Mix together one egg, 5 tablespoons of water, and a tablespoon of vinegar. When you stir together the lemon-colored mixture, your nose is assailed with the acridity of the vinegar, but I have come to associate that smell with the goodness, the pure perfection of this pie crust in the many tastings I have enjoyed. And while you can't quite put your finger on it, I believe that it is the vinegar and the salt in this recipe that give this crust its beauty. For a good pie crust is truly a beautiful thing.
Add this to the flour mixture and stir gently until the dough bonds together.

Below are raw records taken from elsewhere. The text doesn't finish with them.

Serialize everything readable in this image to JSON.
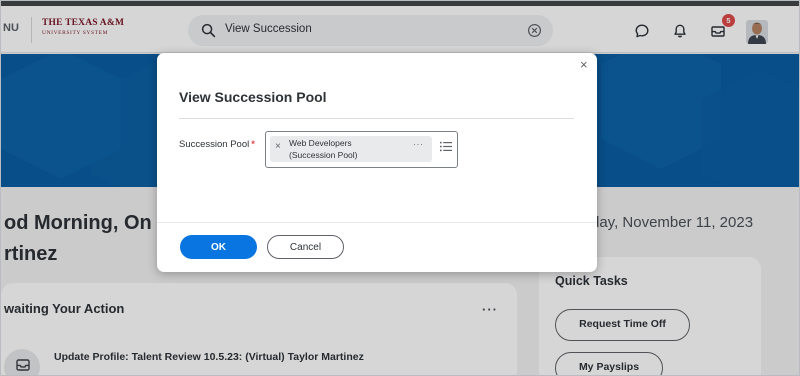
{
  "header": {
    "menu_label": "NU",
    "logo_main": "THE TEXAS A&M",
    "logo_sub": "UNIVERSITY SYSTEM",
    "search_value": "View Succession",
    "notification_count": "5"
  },
  "page": {
    "greeting_line1": "od Morning, On",
    "greeting_line2": "rtinez",
    "date": "day, November 11, 2023"
  },
  "awaiting": {
    "title": "waiting Your Action",
    "more": "···",
    "item_title": "Update Profile: Talent Review 10.5.23: (Virtual) Taylor Martinez"
  },
  "quick_tasks": {
    "title": "Quick Tasks",
    "buttons": [
      "Request Time Off",
      "My Payslips"
    ]
  },
  "modal": {
    "title": "View Succession Pool",
    "close": "×",
    "field_label": "Succession Pool",
    "required_mark": "*",
    "selected_line1": "Web Developers",
    "selected_line2": "(Succession Pool)",
    "remove": "×",
    "more": "···",
    "ok_label": "OK",
    "cancel_label": "Cancel"
  },
  "colors": {
    "brand_maroon": "#7d1a28",
    "hero_blue": "#0a5ea3",
    "primary_button": "#0875e1",
    "badge_red": "#de4a4a"
  }
}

Then comes the rolling out of the dough. It took me years until I understood how blended yet not overworked the flour and shortening had to be to achieve a crust that would not tear when I transferred it to the pie plate. It is, perhaps, the most satisfying aspect of pie making aside from eating it. For when the pie pan recieves the dough as though it had been waiting for it its entire life, there is a certain sense of triumph that passes. But it is momentary, as there is work yet to be done. I press the dough deftly into the edges of the glass, trimming the excess with a butter knife, folding it under, turning the pan as I create a uniform lip at the top from which to pinch the edges, turning it still as my thumb and forefinger on one hand and my forefinger on the other pinch and turn, alternating one after the other, pinch, turn, until gradually, the pie crust takes its scalloped shape, fit for a photo op in a cookbook by Betty Crocker, whoever she is.
It is the most difficult part, and the most tenuous, but it is my favorite part, probably because it is so tactile. It is creating a house for something equally, but yet differently, delicious.
The fillings are many and varied. Today it is French apple and pumpkin. The last was cherry. The next is a mystery. But it will have a good, flaky, satisfying crust that will further solidify my role as the bringer of pies.
What are you the bringer of? Pies or otherwise, we all bring something to the table. Whether it's made from scratch or an absolute essential, if we were to share a Thanksgiving feast (and wouldn't that be a blast?), what would you be happy to bring?